Assisti adultos barbados e senhoras distintas perderem a sensatez. Era um tal de “cute, cute, cute… vem papá vem pletinho!”; “mô fofinho… cadê o blanquinho hein?”. Existiu todo tipo de exclamação: Nhá! Unhé! Anhiii! E, num misto riso e incompreensão do absurdo, a minha exclamação: Méodeus!
Dessa forma, acabei decidido que eles estavam dominando o espaço. O meu espaço! Então me organizei com meus devaneios e botei gás em minha chapa “diga não aos gatos”. Atormentei vários amigos especulando uma maneira de me livrar deles de forma branca. Surgiram muitas opções.

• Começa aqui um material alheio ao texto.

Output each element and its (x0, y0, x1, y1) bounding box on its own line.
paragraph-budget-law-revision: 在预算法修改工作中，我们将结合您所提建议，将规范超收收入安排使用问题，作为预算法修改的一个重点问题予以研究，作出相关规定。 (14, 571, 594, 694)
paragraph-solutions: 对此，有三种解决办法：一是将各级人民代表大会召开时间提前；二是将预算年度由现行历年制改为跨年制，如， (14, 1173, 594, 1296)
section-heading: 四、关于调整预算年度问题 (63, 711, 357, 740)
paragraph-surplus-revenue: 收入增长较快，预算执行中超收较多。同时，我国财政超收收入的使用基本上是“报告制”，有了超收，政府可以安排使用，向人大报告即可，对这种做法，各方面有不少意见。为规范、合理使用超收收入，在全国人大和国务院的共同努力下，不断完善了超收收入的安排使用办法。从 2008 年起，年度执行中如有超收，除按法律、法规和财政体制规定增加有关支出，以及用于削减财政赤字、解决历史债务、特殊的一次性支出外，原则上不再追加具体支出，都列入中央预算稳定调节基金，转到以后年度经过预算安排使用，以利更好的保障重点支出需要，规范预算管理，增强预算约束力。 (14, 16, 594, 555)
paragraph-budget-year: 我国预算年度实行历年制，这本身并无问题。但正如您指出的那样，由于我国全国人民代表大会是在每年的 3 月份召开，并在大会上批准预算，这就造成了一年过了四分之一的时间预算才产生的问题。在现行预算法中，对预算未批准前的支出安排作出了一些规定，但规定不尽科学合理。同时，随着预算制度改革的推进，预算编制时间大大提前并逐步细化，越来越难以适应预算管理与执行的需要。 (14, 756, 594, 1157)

A chapa estava funcionando, pois agora eu tinha outro filiado: meu irmão que fora censurado quando quis trazer em casa um peludo poodle.
A insanidade estava invadindo minha vida que comecei a organizar um reality show aonde acabei por fazer vários longos vídeos. Com direito a produção do tipo: “vou jogar um limão pra ver a reação deles”. E depois delirava com a exibição na tela do computador, agora para uma platéia maior e perdida em admiração. Foi quando me peguei com o rosto de sobrancelhas caídas e com a cabeça levemente inclinada para a esquerda; estava perdidamente apaixonado por aqueles peludos folgados!
Ontem o Centro de Controle de Zoonoses veio buscá-los.